An Old-Time Silver Tureen

Soup was an important part of nineteenth century dining. In her 1863 book of household management, Mrs Beeton devotes fifty pages to soup, ranging from the cheap and cheerful ‘Hodge-podge’ to turtle soup – ‘the most expensive brought to table’. Soup was always the first course at any meal, and in wealthier households was brought to table in a large tureen, then ladled into to guest’s bowls by the hostess, or by staff.

Elegant silver tureens, like this one from Prouds, were popular wedding presents in the 1880s.
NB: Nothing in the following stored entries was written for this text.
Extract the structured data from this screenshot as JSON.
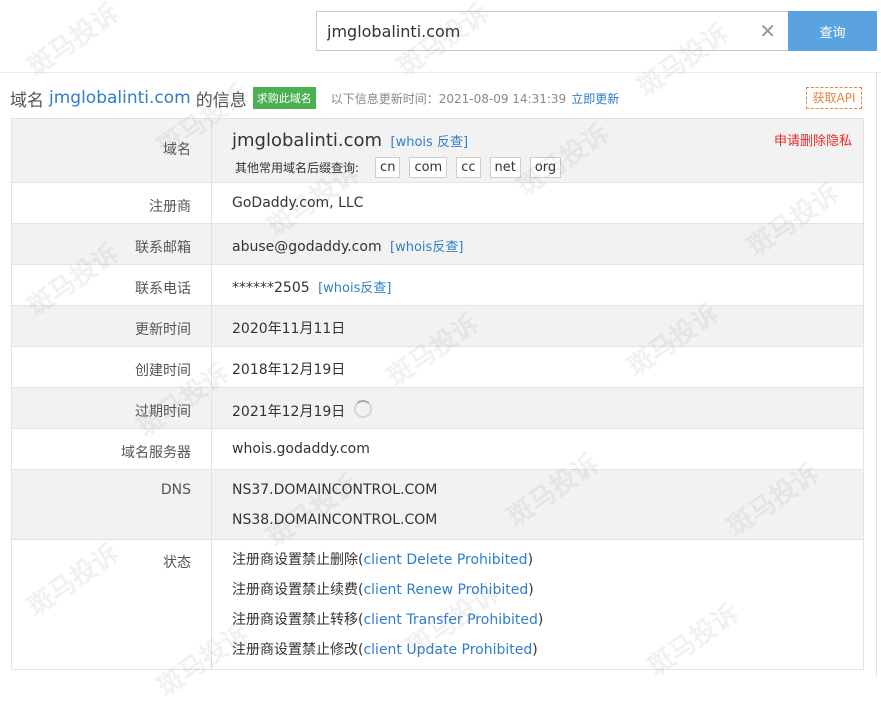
{
  "search": {
    "value": "jmglobalinti.com",
    "clear_icon": "close-icon",
    "button_label": "查询"
  },
  "header": {
    "prefix": "域名",
    "domain": "jmglobalinti.com",
    "suffix": "的信息",
    "buy_badge": "求购此域名",
    "update_label": "以下信息更新时间：2021-08-09 14:31:39",
    "update_link": "立即更新",
    "api_button": "获取API"
  },
  "rows": {
    "domain": {
      "label": "域名",
      "value": "jmglobalinti.com",
      "whois_link": "[whois 反查]",
      "suffix_prompt": "其他常用域名后缀查询:",
      "suffixes": [
        "cn",
        "com",
        "cc",
        "net",
        "org"
      ],
      "delete_privacy": "申请删除隐私"
    },
    "registrar": {
      "label": "注册商",
      "value": "GoDaddy.com, LLC"
    },
    "email": {
      "label": "联系邮箱",
      "value": "abuse@godaddy.com",
      "whois_link": "[whois反查]"
    },
    "phone": {
      "label": "联系电话",
      "value": "******2505",
      "whois_link": "[whois反查]"
    },
    "updated": {
      "label": "更新时间",
      "value": "2020年11月11日"
    },
    "created": {
      "label": "创建时间",
      "value": "2018年12月19日"
    },
    "expires": {
      "label": "过期时间",
      "value": "2021年12月19日"
    },
    "whois_server": {
      "label": "域名服务器",
      "value": "whois.godaddy.com"
    },
    "dns": {
      "label": "DNS",
      "values": [
        "NS37.DOMAINCONTROL.COM",
        "NS38.DOMAINCONTROL.COM"
      ]
    },
    "status": {
      "label": "状态",
      "items": [
        {
          "prefix": "注册商设置禁止删除(",
          "code": "client Delete Prohibited",
          "suffix": ")"
        },
        {
          "prefix": "注册商设置禁止续费(",
          "code": "client Renew Prohibited",
          "suffix": ")"
        },
        {
          "prefix": "注册商设置禁止转移(",
          "code": "client Transfer Prohibited",
          "suffix": ")"
        },
        {
          "prefix": "注册商设置禁止修改(",
          "code": "client Update Prohibited",
          "suffix": ")"
        }
      ]
    }
  },
  "watermark": "斑马投诉",
  "colors": {
    "link": "#2f7ec7",
    "search_button": "#5ba3e0",
    "badge": "#4cb050",
    "danger": "#e42b2b",
    "api": "#e8843a",
    "shaded_row": "#f2f2f2"
  }
}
Perhaps a little too popular, for by 1890 one newspaper ran this gag:

Mr Newwed: ‘Our presents make a rather fine display; don’t they!’ Mrs Newwed: ‘Yes, they are lovely, but oh Charles, what are we to do with four silver soup tureens?’ Mr Newwed: ‘I don’t know and I can’t imagine what people mean by sending us so many tureens.’ Mrs Newwed: ‘Do you suppose Charles dear, that it is an intimation that one of us is ‘in the soup?’.

Tureens were certainly in the soup, for by the 1920s they were referred to as ‘the old-time silver soup tureen…now relegated to the storeroom’ and were only dragged out on the odd occasion to do service as vases.  They enjoyed a slight reversal of fortune after 1934, when the Duke and Duchess of Kent were given three silver tureens as a wedding present, bringing them back into favour for a few years. 

But the age of tinned Campbell’s soups and casual dining has rejected the formal ceremony of the tureen and so it has disappeared from our tables. And our wedding registers.